Let’s say that you are in sales. Obviously you sell things; you are probably also good with customers and have excellent negotiation skills. Chances are every other candidate applying for a sales position is going to do the exact same thing. So, how can you stand out? You can make yourself rise to the top by showing how you used those skills to achieve specific accomplishments. You can sell it instead of only telling it.
For example, a resume that “tells it” might say:
- Secured monthly new customer quota.
- Performed onsite product demonstrations.
- Resolved customer issues and answered questions.
The above is very task based; it tells the reader what the candidate did and nothing more. It doesn’t offer any insight into the value this person would bring to the position.
On the other hand, a resume that “sells it” would sound more like this:
- Surpassed monthly new customer quota 6 months running by implementing a new customer incentive program.
- Increased sales 40% by performing monthly onsite visits to promote product awareness among employees.
- Reduced customer complaints 89% by creating an issue resolution website that is accessible to all customers at any time.
Instead of simply listing the tasks that were performed this resume shows what accomplishments they were able to achieve beyond the requirements of the job.

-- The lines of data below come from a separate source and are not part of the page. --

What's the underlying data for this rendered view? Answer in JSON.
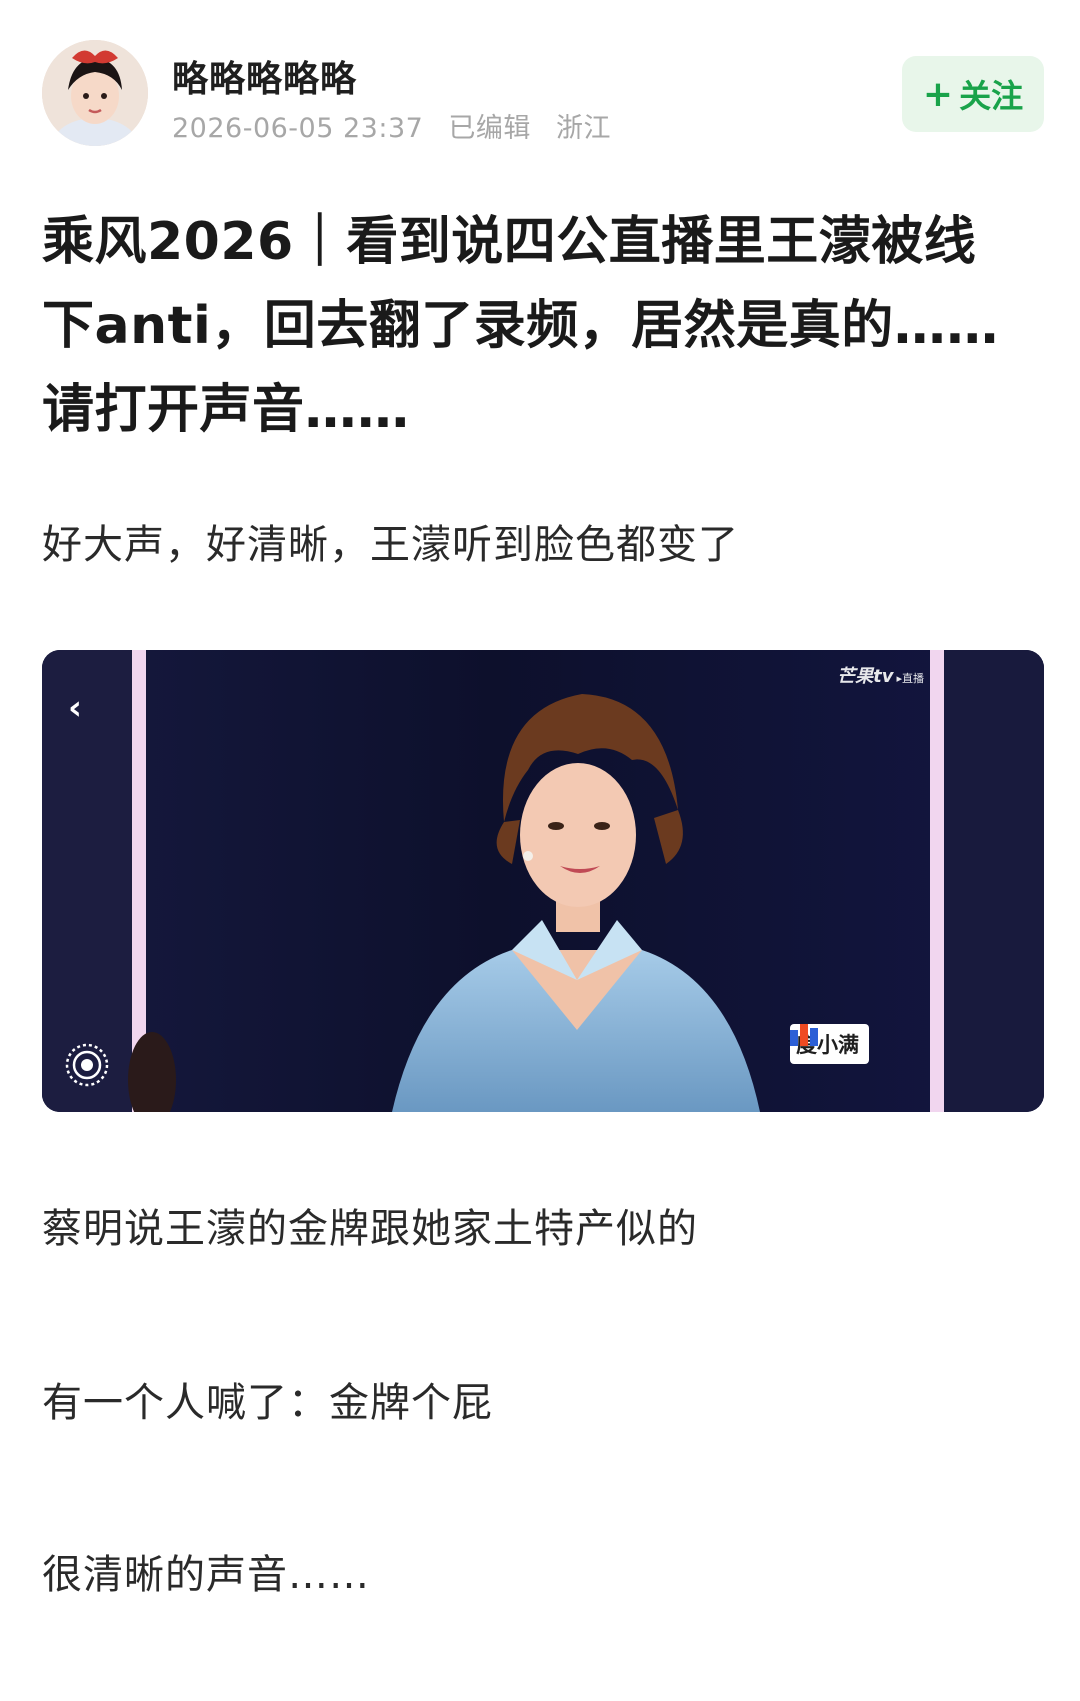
{
  "author": {
    "name": "略略略略略",
    "timestamp": "2026-06-05 23:37",
    "edited": "已编辑",
    "location": "浙江"
  },
  "follow": {
    "label": "关注"
  },
  "post": {
    "title": "乘风2026｜看到说四公直播里王濛被线下anti，回去翻了录频，居然是真的……请打开声音……",
    "paragraphs": [
      "好大声，好清晰，王濛听到脸色都变了",
      "蔡明说王濛的金牌跟她家土特产似的",
      "有一个人喊了：金牌个屁",
      "很清晰的声音……"
    ]
  },
  "media": {
    "watermark": "芒果tv",
    "watermark_sub": "▸直播",
    "sponsor": "度小满"
  },
  "colors": {
    "follow_bg": "#e8f6ea",
    "follow_text": "#19a34a",
    "meta_text": "#a7a7a7"
  }
}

A resume that uses this format will stand out above the resumes that have a list of bullets that only tell the task that was performed.
Someone in sales may have an easier time coming up with accomplishments that look similar to the examples above; but what if you don’t work in an industry with such obvious examples? I always ask clients: Did you save time? Did you save money? Introduce a new process? Earn an award? Resolve an issue? Complete a project? Streamline a procedure? It could be as simple as introducing a new filing system that increased efficiency.
If you take a good look at your career history, chances are you will be able to identify some accomplishments that will sell your strengths to a potential employer.